Patrick looks down at his hands for a moment and smiles. “Thank you, Mrs. Rose,” he lifts his eyes to meet hers. “I know that now.” 

“And I am certainly glad that, out of all places, Patrick, you chose to be here.”

He laughs softly. “Well it’s definitely a very… special town, that’s for sure.”

She smiles. “I wasn’t talking about the town.”

Patrick blushes, warmth spreading up around his cheeks to his ears. Unsure just what to say next, he directs his gaze back to the computer and resumes typing. 

They sit in a comfortable silence for a minute and Moira watches him with care. 

"You love him," she says then, seemingly out of nowhere, all pretense removed. It’s not a question, but an observation. Someone with a well-trained ear may have heard a very specific drop in the timbre of her voice.

“I do,” he responds easily. 

She nods slowly, satisfied, then leans in closer over the table. 

“Don’t worry, I won’t tell him,” she vows with a whisper. She grins and places a single finger over her bright red lips.

He chuckles. “Thank you, Mrs. Rose.”

"But maybe you ought to soon?"

"I will," he promises.

...

Johnny arrives back at their room in the early afternoon to retrieve his portfolio just as Moira and Patrick are finishing up. There were only a few pages of stationery missing. 

“He even furnished the spreadsheet with these miraculous little things called micros --"

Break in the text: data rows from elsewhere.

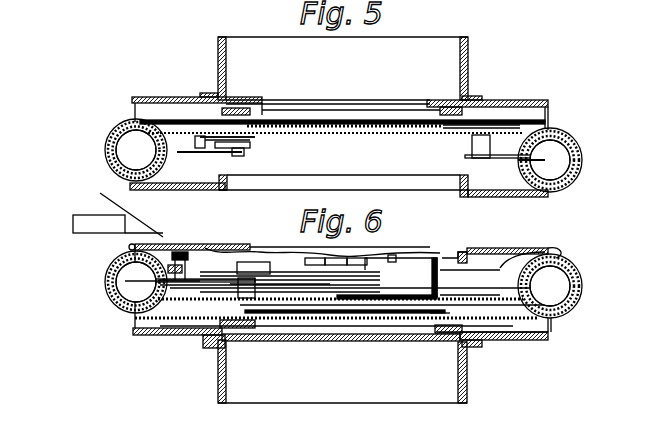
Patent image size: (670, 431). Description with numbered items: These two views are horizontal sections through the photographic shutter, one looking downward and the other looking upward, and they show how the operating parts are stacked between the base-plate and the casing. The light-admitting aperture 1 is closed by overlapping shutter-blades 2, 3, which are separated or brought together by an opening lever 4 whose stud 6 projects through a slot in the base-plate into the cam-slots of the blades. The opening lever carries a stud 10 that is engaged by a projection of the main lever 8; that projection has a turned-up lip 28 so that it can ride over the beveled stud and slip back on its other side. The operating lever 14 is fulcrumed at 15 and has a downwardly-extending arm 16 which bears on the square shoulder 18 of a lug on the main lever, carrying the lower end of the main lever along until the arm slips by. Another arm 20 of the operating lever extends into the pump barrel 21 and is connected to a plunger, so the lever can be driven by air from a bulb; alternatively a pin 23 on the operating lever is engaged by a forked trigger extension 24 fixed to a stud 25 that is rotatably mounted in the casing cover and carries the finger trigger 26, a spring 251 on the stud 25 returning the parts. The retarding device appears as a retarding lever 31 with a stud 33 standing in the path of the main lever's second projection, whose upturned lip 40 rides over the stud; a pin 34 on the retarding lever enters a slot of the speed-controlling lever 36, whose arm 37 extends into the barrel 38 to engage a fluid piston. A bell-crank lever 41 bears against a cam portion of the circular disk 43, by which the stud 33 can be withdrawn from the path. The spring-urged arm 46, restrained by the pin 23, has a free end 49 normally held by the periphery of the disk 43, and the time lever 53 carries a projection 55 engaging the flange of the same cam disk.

In FIG. 6, the light-admitting aperture 1 is at (272, 325).
In FIG. 5, the shutter-blade 2 is at (316, 130).
In FIG. 6, the shutter-blade 2 is at (305, 312).
In FIG. 5, the shutter-blade 3 is at (394, 130).
In FIG. 6, the shutter-blade 3 is at (400, 318).
In FIG. 6, the opening lever 4 is at (372, 302).
In FIG. 6, the stud 6 is at (338, 318).
In FIG. 5, the main lever 8 is at (264, 137).
In FIG. 6, the main lever 8 is at (313, 297).
In FIG. 6, the stud 10 is at (413, 293).
In FIG. 5, the operating lever 14 is at (208, 153).
In FIG. 6, the operating lever 14 is at (185, 292).
In FIG. 6, the fulcrum 15 is at (196, 302).
In FIG. 5, the arm 16 is at (250, 148).
In FIG. 5, the square shoulder 18 is at (238, 148).
In FIG. 6, the arm 20 is at (134, 287).
In FIG. 5, the pump barrel 21 is at (117, 122).
In FIG. 6, the pump barrel 21 is at (107, 281).
In FIG. 6, the pin 23 is at (200, 256).
In FIG. 6, the trigger extension 24 is at (115, 263).
In FIG. 5, the stud 25 is at (198, 158).
In FIG. 6, the stud 25 is at (180, 246).
In FIG. 6, the trigger 26 is at (73, 226).
In FIG. 6, the projecting lip 28 is at (407, 292).
In FIG. 6, the retarding lever 31 is at (495, 305).
In FIG. 6, the stud 33 is at (452, 296).
In FIG. 6, the pin 34 is at (548, 252).
In FIG. 5, the speed-controlling lever 36 is at (518, 163).
In FIG. 5, the arm 37 is at (540, 166).
In FIG. 5, the barrel 38 is at (574, 137).
In FIG. 6, the barrel 38 is at (582, 278).
In FIG. 6, the upturned lip 40 is at (452, 292).
In FIG. 6, the bell-crank lever 41 is at (445, 258).
In FIG. 6, the circular disk 43 is at (387, 250).
In FIG. 5, the arm 46 is at (185, 153).
In FIG. 6, the arm 46 is at (136, 322).
In FIG. 6, the free end 49 is at (240, 270).
In FIG. 6, the time lever 53 is at (222, 302).
In FIG. 6, the projection 55 is at (268, 276).
In FIG. 6, the spring 251 is at (112, 207).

“ -- Macros, ” Patrick corrects.

“Macros,” Moira repeats. She’s pointing dramatically at the computer screen with the tip of her fingernail. Johnny squints down at the laptop. 

"Moira, you already have a spreadsheet,” he says. “Christine made you one back in '09, remember?"

"Yes…” she demurs. “But that one doesn't have the macros, John. Are you listening?" she shouts. Johnny sighs and removes his jacket, heading toward the bathroom.

Behind his back, Moira walks toward her vanity and places a hairpin down on the desk like a Sunday offering then straightens up an off-kilter wig. Francine, Patrick mentally recalls. He notices just then that Moira is no longer wearing her shoes. Her stockinged feet pad across the dreary carpet with a relaxed ease. She turns to him, her smile warm, conspiratorial, and gives him a quick wink as he shuts the laptop cover. 

Singing peacefully to herself, she nods as Patrick gets up to leave. The afternoon sun edges harshly at the curtains. He hears the faucet turn on as she refills the electric kettle. He opens the door just a crack and then stalls for a moment, sunlight pooling at his feet as he listens to the sweet sounds of Moira’s voice rising distinctly through the motel room, seeping outside, evaporating in the afternoon sun like holy water. Give your heart and soul to me, and life will always be la vie en rose.